BERLIN — UN Climate Change Executive Secretary Simon Stiell warned on Tuesday that the world is confronting a new economic danger: “fossil‑fuel driven stagflation” that is tightening budgets, slowing growth and eroding governments’ policy options. Speaking at the opening of the Petersberg Climate Dialogue in Berlin on April 22, Stiell said recent conflict-driven price shocks have locked in higher fossil fuel costs “for months and likely years to come,” delivering a “gut‑punch to every nation and billions of households.”
“These are perilous times,” Stiell told delegates, spelling out how the combination of rising fuel bills and global instability risks driving up prices while constraining economic growth and pushing public finances deeper into debt. He said the twin threats of spiralling fossil fuel costs and accelerating global heating required climate cooperation that goes beyond negotiations to tangible projects that deliver for people now.
That shift from pledges to projects is central to Stiell’s message. While he defended the value of diplomacy, he urged negotiators to pivot to implementation: “Now, in this era of implementation – we must turn them into projects on the ground.” He singled out the UN’s Action Agenda as the practical vehicle for that shift, saying it has already been “mobilizing trillions of dollars within the real economy” and arguing the clean energy transition is now irreversible — but must be accelerated and made equitable, with “far more finance flowing into developing countries.”
Stiell also set clear markers for measuring progress. He called for measurable gains ahead of the second global stocktake at COP33, noting that landmark commitments were secured during the first stocktake at COP28 and insisting nations be “on track to meet the commitments made at the first.” He named methane reductions and food‑system reforms as immediate priorities, saying “slashing emissions by 2030 will have a huge impact on putting the brakes on global heating,” and urging accelerated action on energy systems and resilience measures.
The UN secretary‑general, António Guterres, reinforced the push at the dialogue, urging countries to “unleash the renewables revolution” and speed the transition away from fossil fuels. That call has particular resonance for Pacific island states, already flagged by regional analysts as vulnerable to recent oil price spikes driven by tensions in the Middle East and risks to shipping through the Strait of Hormuz. Those price shocks have heightened concerns across the Pacific about the economic and food security impacts of sustained fuel volatility.
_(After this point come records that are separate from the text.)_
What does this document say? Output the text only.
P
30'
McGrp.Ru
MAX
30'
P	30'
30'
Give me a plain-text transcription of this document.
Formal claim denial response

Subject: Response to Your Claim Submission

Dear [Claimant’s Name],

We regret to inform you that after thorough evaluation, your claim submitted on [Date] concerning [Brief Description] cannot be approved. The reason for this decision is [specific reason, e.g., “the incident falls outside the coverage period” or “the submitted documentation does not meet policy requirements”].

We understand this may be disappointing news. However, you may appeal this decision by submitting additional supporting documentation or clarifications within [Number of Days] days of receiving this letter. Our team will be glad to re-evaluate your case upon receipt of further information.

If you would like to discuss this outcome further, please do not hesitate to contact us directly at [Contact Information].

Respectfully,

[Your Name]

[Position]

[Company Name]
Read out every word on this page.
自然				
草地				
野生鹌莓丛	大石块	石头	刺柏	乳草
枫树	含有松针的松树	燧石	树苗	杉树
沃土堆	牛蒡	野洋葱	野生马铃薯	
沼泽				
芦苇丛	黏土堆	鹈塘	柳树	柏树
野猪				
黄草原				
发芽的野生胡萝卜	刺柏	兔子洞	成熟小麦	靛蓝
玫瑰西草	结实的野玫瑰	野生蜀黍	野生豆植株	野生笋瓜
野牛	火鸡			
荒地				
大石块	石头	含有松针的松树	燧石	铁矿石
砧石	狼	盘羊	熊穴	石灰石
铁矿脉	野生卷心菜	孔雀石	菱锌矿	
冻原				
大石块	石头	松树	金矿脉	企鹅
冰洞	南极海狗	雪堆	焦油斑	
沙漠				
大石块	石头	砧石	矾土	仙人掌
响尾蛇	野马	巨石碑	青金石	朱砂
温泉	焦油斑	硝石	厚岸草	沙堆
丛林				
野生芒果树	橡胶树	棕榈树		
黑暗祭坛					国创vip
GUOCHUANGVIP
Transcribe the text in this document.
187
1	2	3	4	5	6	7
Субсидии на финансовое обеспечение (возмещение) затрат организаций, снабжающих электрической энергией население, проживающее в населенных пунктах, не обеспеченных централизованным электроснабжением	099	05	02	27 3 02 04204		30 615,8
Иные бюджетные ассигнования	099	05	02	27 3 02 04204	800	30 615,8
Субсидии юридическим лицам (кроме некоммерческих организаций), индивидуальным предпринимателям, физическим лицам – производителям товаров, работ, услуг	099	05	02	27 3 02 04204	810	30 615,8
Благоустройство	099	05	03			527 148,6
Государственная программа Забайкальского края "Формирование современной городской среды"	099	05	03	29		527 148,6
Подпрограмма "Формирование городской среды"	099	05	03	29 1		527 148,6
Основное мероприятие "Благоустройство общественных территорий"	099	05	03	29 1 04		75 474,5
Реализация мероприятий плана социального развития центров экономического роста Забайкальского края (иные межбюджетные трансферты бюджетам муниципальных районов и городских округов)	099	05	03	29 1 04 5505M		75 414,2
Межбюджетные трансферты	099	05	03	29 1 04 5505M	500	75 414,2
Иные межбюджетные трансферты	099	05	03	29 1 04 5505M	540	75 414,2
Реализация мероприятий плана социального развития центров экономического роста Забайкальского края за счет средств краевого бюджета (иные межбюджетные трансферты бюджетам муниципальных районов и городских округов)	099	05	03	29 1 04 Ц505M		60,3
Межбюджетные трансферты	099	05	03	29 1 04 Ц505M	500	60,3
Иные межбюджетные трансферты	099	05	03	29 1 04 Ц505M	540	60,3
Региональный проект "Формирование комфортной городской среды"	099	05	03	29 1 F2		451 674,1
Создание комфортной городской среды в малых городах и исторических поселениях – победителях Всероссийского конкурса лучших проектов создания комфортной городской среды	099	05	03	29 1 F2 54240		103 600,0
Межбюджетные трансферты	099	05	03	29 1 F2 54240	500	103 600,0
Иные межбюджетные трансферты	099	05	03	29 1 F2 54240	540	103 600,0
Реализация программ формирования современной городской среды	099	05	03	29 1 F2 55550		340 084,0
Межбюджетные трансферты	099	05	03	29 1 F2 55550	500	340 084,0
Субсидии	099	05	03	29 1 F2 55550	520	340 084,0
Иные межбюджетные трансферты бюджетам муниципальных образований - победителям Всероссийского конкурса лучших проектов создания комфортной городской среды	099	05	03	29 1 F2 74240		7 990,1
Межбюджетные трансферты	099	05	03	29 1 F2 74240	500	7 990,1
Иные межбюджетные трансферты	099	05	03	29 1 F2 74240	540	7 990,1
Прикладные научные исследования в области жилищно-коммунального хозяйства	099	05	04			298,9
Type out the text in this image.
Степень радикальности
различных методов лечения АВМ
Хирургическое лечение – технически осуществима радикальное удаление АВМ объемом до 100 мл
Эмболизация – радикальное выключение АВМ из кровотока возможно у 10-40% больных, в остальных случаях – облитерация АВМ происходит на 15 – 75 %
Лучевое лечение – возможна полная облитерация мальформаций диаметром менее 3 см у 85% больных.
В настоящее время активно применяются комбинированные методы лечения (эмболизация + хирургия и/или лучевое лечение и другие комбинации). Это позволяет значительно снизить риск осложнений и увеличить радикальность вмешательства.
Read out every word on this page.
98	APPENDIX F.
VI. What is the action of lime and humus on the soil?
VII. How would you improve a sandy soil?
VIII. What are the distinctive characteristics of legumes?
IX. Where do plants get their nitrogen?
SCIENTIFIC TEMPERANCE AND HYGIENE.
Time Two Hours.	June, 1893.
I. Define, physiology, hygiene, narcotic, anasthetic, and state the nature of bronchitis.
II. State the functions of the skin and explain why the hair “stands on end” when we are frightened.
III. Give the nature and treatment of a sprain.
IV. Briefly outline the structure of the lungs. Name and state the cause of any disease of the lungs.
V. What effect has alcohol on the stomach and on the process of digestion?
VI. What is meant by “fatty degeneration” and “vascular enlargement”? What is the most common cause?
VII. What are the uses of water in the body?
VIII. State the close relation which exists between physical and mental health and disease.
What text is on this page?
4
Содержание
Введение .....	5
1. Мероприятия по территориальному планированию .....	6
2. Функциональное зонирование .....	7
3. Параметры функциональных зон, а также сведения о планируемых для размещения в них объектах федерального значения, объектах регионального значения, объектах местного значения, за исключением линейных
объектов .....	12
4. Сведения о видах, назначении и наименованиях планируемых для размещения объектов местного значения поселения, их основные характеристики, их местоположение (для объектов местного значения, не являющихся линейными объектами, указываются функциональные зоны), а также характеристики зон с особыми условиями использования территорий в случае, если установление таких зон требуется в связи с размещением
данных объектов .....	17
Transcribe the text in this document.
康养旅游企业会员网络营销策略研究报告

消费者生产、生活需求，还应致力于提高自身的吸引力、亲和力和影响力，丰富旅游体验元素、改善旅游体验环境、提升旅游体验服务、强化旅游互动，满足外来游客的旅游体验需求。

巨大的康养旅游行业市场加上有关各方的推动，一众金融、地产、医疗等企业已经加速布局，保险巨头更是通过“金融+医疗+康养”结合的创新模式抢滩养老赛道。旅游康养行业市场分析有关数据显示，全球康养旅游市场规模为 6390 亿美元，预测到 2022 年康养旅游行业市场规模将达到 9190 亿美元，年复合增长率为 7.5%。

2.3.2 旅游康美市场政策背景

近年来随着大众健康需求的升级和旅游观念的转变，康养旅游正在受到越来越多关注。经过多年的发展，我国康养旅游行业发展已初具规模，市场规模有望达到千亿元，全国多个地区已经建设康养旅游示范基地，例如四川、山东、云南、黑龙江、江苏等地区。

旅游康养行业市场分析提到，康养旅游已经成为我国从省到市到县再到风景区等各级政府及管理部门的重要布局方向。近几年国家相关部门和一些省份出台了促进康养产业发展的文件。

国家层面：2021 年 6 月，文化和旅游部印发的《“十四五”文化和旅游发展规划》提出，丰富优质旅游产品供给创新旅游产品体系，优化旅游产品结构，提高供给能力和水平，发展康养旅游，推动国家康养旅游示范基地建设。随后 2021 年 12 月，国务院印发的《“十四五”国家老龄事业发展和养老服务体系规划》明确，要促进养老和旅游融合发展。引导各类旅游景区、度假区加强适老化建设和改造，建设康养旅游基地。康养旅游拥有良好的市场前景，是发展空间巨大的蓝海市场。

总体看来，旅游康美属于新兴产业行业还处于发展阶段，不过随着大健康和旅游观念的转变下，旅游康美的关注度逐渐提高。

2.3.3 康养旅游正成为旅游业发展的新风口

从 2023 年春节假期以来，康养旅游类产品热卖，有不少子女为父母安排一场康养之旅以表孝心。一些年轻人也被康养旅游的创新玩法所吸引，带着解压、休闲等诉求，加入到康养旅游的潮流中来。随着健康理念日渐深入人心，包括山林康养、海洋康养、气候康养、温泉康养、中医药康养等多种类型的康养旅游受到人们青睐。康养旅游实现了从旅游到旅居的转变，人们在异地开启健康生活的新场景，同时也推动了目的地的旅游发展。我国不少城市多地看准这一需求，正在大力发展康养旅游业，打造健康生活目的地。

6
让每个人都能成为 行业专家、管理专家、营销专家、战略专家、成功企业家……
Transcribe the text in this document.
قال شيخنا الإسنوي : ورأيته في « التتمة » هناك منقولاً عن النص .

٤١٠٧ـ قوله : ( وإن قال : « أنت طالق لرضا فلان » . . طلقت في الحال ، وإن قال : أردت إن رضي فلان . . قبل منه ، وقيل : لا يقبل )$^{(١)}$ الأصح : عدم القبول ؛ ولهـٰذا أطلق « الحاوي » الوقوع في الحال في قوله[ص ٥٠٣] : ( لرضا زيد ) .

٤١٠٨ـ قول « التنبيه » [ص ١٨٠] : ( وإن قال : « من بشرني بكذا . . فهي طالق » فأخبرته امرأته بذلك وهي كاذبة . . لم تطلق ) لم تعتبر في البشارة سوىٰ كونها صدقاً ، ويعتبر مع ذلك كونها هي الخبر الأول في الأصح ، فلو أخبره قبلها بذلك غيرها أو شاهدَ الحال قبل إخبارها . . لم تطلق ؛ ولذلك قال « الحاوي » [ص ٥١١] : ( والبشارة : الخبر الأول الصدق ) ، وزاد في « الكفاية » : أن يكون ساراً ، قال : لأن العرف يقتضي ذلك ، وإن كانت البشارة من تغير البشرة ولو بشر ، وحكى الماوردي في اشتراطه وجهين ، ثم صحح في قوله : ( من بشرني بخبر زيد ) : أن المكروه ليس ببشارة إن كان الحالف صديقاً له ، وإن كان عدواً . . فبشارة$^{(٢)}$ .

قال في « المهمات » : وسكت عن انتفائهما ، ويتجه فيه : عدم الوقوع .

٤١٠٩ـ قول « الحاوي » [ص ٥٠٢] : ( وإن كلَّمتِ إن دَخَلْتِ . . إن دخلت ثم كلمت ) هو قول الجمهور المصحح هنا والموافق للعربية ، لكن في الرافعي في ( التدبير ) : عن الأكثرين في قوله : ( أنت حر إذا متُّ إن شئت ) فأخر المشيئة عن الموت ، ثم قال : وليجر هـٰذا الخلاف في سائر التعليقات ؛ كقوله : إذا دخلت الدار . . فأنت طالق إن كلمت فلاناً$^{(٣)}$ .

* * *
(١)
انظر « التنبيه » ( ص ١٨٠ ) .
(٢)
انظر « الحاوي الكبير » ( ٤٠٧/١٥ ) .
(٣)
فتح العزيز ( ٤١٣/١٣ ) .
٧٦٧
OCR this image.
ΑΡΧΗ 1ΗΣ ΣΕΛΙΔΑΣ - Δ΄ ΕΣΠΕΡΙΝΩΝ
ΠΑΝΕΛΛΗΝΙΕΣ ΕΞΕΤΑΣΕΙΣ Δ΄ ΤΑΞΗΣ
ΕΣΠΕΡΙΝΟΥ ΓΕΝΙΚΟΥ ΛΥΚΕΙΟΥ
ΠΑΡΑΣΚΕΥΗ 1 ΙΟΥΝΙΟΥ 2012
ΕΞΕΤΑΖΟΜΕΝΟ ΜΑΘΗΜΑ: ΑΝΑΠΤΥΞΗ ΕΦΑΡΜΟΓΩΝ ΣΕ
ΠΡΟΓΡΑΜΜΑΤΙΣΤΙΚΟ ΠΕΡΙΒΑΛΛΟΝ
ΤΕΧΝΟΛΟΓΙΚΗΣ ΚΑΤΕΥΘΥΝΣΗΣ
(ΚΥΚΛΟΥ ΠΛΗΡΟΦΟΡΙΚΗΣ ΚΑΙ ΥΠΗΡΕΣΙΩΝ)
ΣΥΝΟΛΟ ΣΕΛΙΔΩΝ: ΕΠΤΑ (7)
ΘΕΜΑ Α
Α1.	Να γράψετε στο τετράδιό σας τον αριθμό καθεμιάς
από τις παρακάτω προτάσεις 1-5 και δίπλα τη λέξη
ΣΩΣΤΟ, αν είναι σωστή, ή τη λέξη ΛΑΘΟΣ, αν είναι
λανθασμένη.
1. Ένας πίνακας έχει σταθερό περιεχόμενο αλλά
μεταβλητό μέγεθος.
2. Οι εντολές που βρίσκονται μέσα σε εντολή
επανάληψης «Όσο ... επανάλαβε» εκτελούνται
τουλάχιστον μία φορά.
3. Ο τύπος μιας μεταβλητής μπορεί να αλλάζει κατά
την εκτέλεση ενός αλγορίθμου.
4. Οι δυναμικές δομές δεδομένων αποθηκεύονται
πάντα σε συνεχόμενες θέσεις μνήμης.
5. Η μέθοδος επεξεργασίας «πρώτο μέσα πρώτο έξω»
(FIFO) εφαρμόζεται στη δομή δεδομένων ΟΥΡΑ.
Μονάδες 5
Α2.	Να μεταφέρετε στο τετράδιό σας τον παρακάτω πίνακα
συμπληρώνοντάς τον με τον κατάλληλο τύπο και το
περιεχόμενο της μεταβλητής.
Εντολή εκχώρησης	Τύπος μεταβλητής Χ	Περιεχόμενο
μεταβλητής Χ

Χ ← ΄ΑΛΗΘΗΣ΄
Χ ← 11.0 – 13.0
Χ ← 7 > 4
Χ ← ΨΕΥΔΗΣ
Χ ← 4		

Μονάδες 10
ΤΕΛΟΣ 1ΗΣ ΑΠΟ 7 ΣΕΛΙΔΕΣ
The urgency of short‑term action was underscored elsewhere in UN briefings at the event: the head of a UN task force warned that life‑saving fertiliser shipments cannot be delayed as hunger looms, an immediate reminder that disruptions to energy and supply chains have direct consequences for food security. Stiell closed by stressing resilience investments — including early‑warning systems — as life‑saving priorities, and urged that the coming months be used to translate diplomatic commitments into finance flows and on‑the‑ground projects that protect vulnerable countries.